Librarian of Virginia Sandra G. Treadway is the recipient of the National Genealogical Society’s Filby Award for Genealogical Librarianship. The award was presented at the NGS’s 2014 Family History Conference at Librarians’ Day preconference on May 6. The $1,000 NGS Filby Award for Genealogical Librarianship is awarded annually.
The Filby Award is named for the late P. William Filby, former director of the Maryland Historical Society and author of many core genealogical reference tools that genealogists have relied on for decades. The award was created and first presented at the annual 1999 NGS Family History Conference by the publisher Scholarly Resources of Wilmington, Delaware. In 2004 and 2005, it was sponsored by the Godfrey Memorial Library. Since 2006, it has been sponsored by ProQuest.
In addition to serving as Librarian of Virginia, Treadway also serves as State Archivist. An accomplished historian and author, she is an active member of the Chief Officers of State Library Agencies and the Council of State Archivists. Treadway serves on the board of directors of Lyrasis, a nonprofit membership organization that partners with member libraries to create access to and manage information.

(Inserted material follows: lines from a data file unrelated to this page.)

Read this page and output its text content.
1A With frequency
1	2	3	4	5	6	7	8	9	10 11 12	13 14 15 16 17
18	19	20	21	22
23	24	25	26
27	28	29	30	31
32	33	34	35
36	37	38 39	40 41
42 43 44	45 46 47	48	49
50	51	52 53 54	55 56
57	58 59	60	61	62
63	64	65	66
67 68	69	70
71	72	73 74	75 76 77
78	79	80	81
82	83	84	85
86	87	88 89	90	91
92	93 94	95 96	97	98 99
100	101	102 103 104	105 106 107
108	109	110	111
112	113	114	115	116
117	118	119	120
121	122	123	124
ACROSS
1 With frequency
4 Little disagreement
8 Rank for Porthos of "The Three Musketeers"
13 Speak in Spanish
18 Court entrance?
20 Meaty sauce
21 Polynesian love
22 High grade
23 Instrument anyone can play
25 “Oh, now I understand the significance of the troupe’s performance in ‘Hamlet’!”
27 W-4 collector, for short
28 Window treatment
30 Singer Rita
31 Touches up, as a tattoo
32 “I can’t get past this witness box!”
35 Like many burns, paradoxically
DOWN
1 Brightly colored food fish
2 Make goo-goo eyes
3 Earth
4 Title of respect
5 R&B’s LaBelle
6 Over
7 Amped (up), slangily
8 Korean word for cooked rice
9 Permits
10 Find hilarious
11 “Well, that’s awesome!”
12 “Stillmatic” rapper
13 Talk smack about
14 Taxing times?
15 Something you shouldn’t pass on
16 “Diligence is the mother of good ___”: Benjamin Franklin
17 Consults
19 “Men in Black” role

Treadway was recognized by NGS for her efforts to expand patron access to information and for the preservation of historical records. She has been instrumental in encouraging staff of the Library of Virginia to explore innovative ways of making information accessible to the public. A historian specializing in women’s history, she is a member of the Organization of American Historians, , Southern Association for Women Historians, Virginia Library Association, Virginia Sesquicentennial of the American Civil War Advisory Council, Southern Historical Association, Supreme Court of Virginia Historical Commission, and the Virginia War of 1812 Commission. Since 2007 she has served on the Virginia Freedom of Information Advisory Council.
At today’s opening session of the NGS conference, Treadway spoke about the Library of Virginia’s plans to take a fresh look at its traditional service models and its public spaces in order to create a more dynamic and customer-focused research and learning environment. She discussed the evolving nature of libraries and research repositories in the 21st century and the needs and wants of today’s technology-savvy library users.